Crítica: Logan (Logan) – 2017

“Charles Xavier: Logan, you still have time.”

Assim que “Logan” começa, é fácil perceber que esta última aventura de Wolverine vai ser realmente diferente de tudo aquilo que vimos até agora. A primeira palavra do filme, uma “f-bomb” lançada pelo mutante, seguida deuma cena de violência extremamente gráfica, dão logo a entender que esta despedida vai ser única.

Em “Logan” encontramos um Wolverine envelhecido, que começa a perder os seus poderes de regeneração e que tenta usar o álcool para afogar as suas dores. É um condutor de limosinas em El Paso, e vive com Charles Xavier, o Professor X, que tem agora acima dos noventa anos e luta com o Alzeihemer. Para além disso, não nascem novos mutantes há mais de 20 anos, mas a chegada de Laura à vida de Logan vai provar que isso pode mudar.
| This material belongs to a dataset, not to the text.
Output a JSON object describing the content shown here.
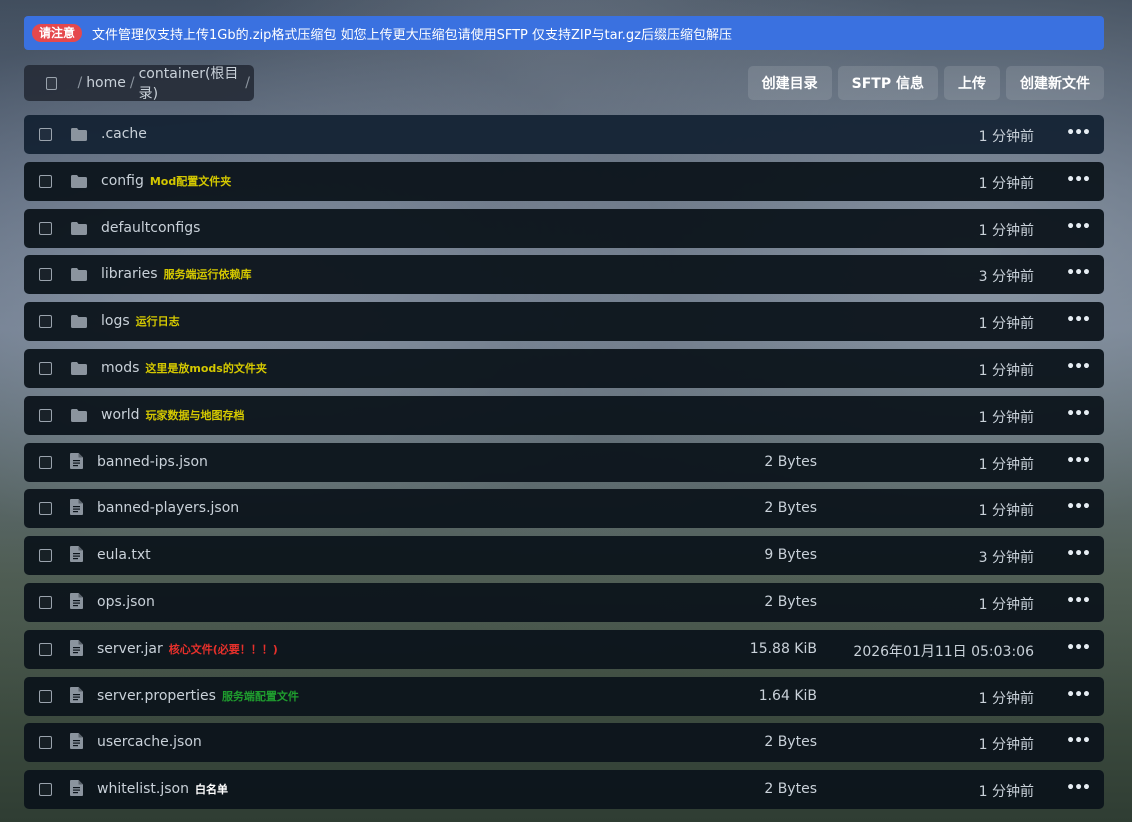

Por isso, “Logan” é um filme que não tem nada a ver com os filmes de super-heróis a que estamos habituados. Eu diria até que dificilmente se poderia considerar um filme de super-heróis, não fosse pela presença dos mutantes. Aquilo que aqui temos é acima de tudo um Western sombrio, sobre um homem destroçado pelo passado e que sofre por ter os seus poderes. E tudo isto é violentíssimo. Se já achavam que “Deadpool” era violento, então preparem-se para “Logan”. “Deadpool” ainda tinha uma veia humorística que aligeirava a sua violência, mas em “Logan” toda a violência surge no meio de um ambiente pesado e deprimente, sendo tão gráfica que chega a chocar. Como diz a certo ponto Logan, no mundo real as pessoas morrem, e o filme não tem problema nenhum em mostrar isso: as cenas de ação são rápidas e sangrentas, tal como os fãs sempre desejaram ver num filme do mutante, e existe uma grande dose de palavrões (até se torna algo estranho a quantidade de vezes que Charles Xavier os usa). E na despedida finalmente têm-no, da maneira gloriosa com que sempre sonharam.

Mas surpreendentemente, aqui o que menos interessa é a ação. Este é um filme sério, um drama profundo que priveligia a história em vez do espetáculo. Muitas vezes até nos esquecemos que estamos a ver um filme do género, de tão profundo que é o argumento. Há semelhança da trilogia do Cavaleiro das Trevas de Nolan, James Mangold cria aqui um mundo realista, em que existem pessoas que parecem reais. Mangold dança num ritmo sensível, mas fá-lo com uma mestria surpreendente, nunca perdendo o passo ou o ritmo. Confesso que após o medíocre “The Wolverine” tinha dúvidas de se o realizador ia estar à altura de um filme tão importante, mas a verdade é que passa com distinção, num filme que muitas vezes parece seu, assemelhando-se quase a uma espécie de cinema de autor de grande dimensão.

E depois existe a gigante interpretação de Hugh Jackman. Se ao longo dos últimos 17 anos ele se tornou sinónimo de Wolverine no cinema, aqui o ator consegue ter a melhor interpretação da sua carreira, dando uma profundidade arrepiante à personagem. O Logan que aqui surge é um homem perturbado, que já não consegue suportar o fardo que carrega, e Jackman consegue dar uma credibilidade à personagem que é única para o género. É uma interpretação que merece ser destacada, e que me arrisco desde já a dizer que é bem capaz de vir a merecer uma nomeação aos Óscares do próximo ano.

Também existe algo de fundamental em “Logan”: este é possivelmente o filme de super-heróis mais negro e depressivo de sempre, e isso é algo que o destaca. Comparados com isto, os filmes da DC são quase alegres. Para além da violência extrema, este é um filme que cria uma atmosfera bastante pesada (mais uma vez perto do Western) e onde a esperança quase nunca existe. É um retrato real e com um grande impacto, algo que nunca pensei vir a ver num género destes e que sem dúvida contribui para a ideia de que, para mim, o filme se afasta totalmente do género.

E no final, consegue ganhar tons de épico. “Logan” não acaba com cidades destruídas ou grandes batalhas. Não, acaba com verdadeiras emoções, com drama humano. E acaba também com uma surpreendente ideia de esperança (aqui está ela outra vez) que estivera ausente durante todo o filme. É o final perfeito para a despedida de Jackman da personagem, sendo que quando o ecrã fica preto e começa a tocar “The Man Comes Around” de Johnny Cash, percebemos que a jornada do herói está finalmente terminada, e que não podia ter acabado de melhor maneira.

Assim, “Logan” é o melhor filme que a saga já nos ofereceu, e dos melhores de sempre do género. É um retrato pesado do sofrimento do passado e uma análise à dor de se ter de lidar com algo que não se deseja. Se este realmente for o último filme de Wolverine, a personagem não podia ter saído de cena de uma forma melhor.